Directors Byambasuren Davaa and Luigi Falorni offer up the exotic lifestyles of people and camels living in the harsh isolation of the Gobi Desert. Despite the difficult conditions and the slow but steady encroachment of modern media, daily life in and around the tent-like yerts of Mongolian nomads remains upbeat and prayerful. Crisis comes to one family when one of their bactrian camels (Ingen Temme), after a difficult labor, turns away from her offspring. The rejection proves devastating: refused the milk of its mother, the white calf (Botok) likewise refuses the milk offered by the human family. If mother and child cannot be reconciled, the baby will likely die.

The four-generation family, which displays a range of artistic talent to match its skill with livestock numbering in the hundreds, determines to perform an age-old musical ritual to persuade the mother camel to turn to her child. Mother Odgoo (Odgerel Ayusch) and father Ikchee (Ikhbayar Amgaabazar) send their sons Dude (Enkhbulgan Ikhbayar) and Ugna (Uuganbaatar Ikhbayar) into the nearest city, some 50 kilometers away, to collect a violinist for the ritual ceremony which is the camels' last hope for family unity. In the process, of course, the human family draws closer.

The Story of the Weeping Camel is a sort-of remake, inspired by a nature film on the same subject which indelibly impressed Davaa in her youth.
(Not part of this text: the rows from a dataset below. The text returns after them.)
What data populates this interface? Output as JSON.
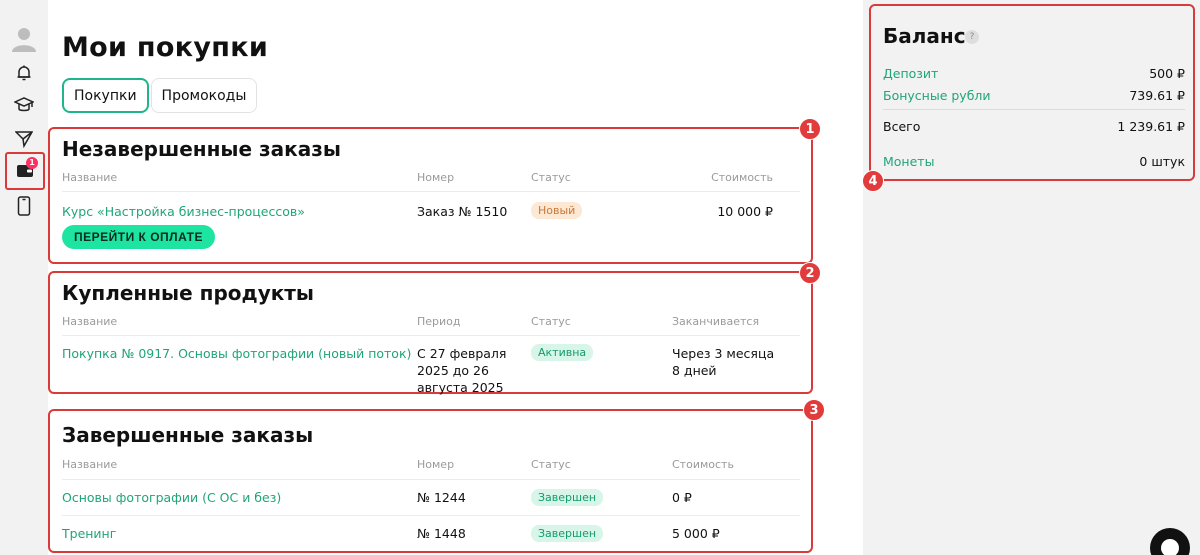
{
  "sidebar": {
    "items": [
      {
        "icon": "avatar-icon"
      },
      {
        "icon": "bell-icon"
      },
      {
        "icon": "graduation-cap-icon"
      },
      {
        "icon": "send-icon"
      },
      {
        "icon": "wallet-icon",
        "badge": "1",
        "active": true
      },
      {
        "icon": "phone-icon"
      }
    ]
  },
  "header": {
    "title": "Мои покупки"
  },
  "tabs": [
    {
      "label": "Покупки",
      "active": true
    },
    {
      "label": "Промокоды",
      "active": false
    }
  ],
  "markers": [
    "1",
    "2",
    "3",
    "4"
  ],
  "unfinished": {
    "title": "Незавершенные заказы",
    "headers": {
      "name": "Название",
      "number": "Номер",
      "status": "Статус",
      "cost": "Стоимость"
    },
    "rows": [
      {
        "name": "Курс «Настройка бизнес-процессов»",
        "number": "Заказ № 1510",
        "status": "Новый",
        "cost": "10 000 ₽"
      }
    ],
    "pay_button": "ПЕРЕЙТИ К ОПЛАТЕ"
  },
  "purchased": {
    "title": "Купленные продукты",
    "headers": {
      "name": "Название",
      "period": "Период",
      "status": "Статус",
      "ends": "Заканчивается"
    },
    "rows": [
      {
        "name": "Покупка № 0917. Основы фотографии (новый поток)",
        "period_line1": "С 27 февраля",
        "period_line2": "2025 до 26",
        "period_line3": "августа 2025",
        "status": "Активна",
        "ends_line1": "Через 3 месяца",
        "ends_line2": "8 дней"
      }
    ]
  },
  "completed": {
    "title": "Завершенные заказы",
    "headers": {
      "name": "Название",
      "number": "Номер",
      "status": "Статус",
      "cost": "Стоимость"
    },
    "rows": [
      {
        "name": "Основы фотографии (С ОС и без)",
        "number": "№ 1244",
        "status": "Завершен",
        "cost": "0 ₽"
      },
      {
        "name": "Тренинг",
        "number": "№ 1448",
        "status": "Завершен",
        "cost": "5 000 ₽"
      }
    ]
  },
  "balance": {
    "title": "Баланс",
    "help": "?",
    "deposit_label": "Депозит",
    "deposit_value": "500 ₽",
    "bonus_label": "Бонусные рубли",
    "bonus_value": "739.61 ₽",
    "total_label": "Всего",
    "total_value": "1 239.61 ₽",
    "coins_label": "Монеты",
    "coins_value": "0 штук"
  },
  "colors": {
    "accent": "#1fa57a",
    "highlight": "#d93b3b",
    "button": "#1de4a1"
  }
}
The filmmakers gambled on finding the conditions they needed to document: a suitable human family and a birthing season crisis which would call for the crucial musical ritual. Luckily, they found both, and the resultant footage is potent: from a camel walking around with its baby half-out of its hindquarters to the ritual climax, which isn't Busby Berkeley but a pretty good musical number all the same. Though the production value is too smooth to suggest complete documentary authenticity, and the pace can be tryingly slow given the simplicity of the story, Davaa and Falorni achieve some touching and even thoughtful results.
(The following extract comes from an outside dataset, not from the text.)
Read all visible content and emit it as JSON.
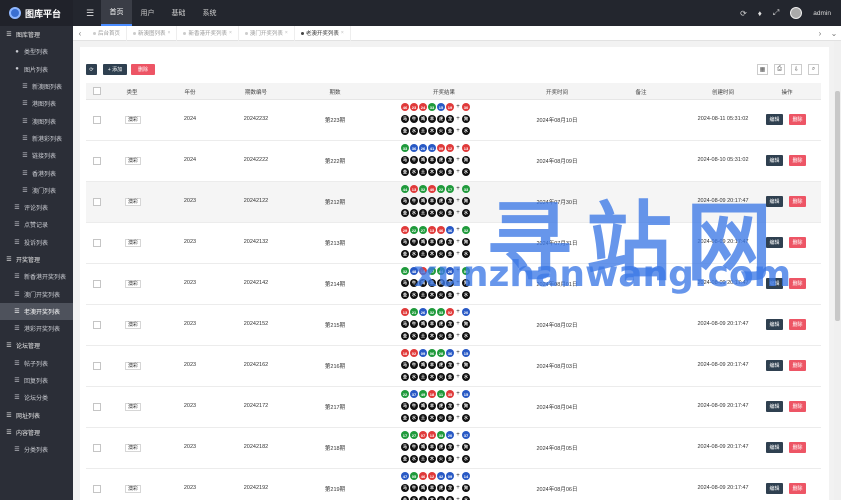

The Story of the Weeping Camel gives us pause about the contrast between tradition and globalization (represented by the allure of TV and the omnipresence of corporate logos), and reminds us that a simpler lifestyle serves outer and inner peace on our planet. A lama announces this theme to the family: "Nowadays, mankind plunders the earth, more and more in search of her treasures...we have to remember we're not the last generation." The filmmakers put forward the sad, lonely nobility of the camel and the warm unity of the human family, adjusting each in the end with a measure of salvation and a hint of defeat.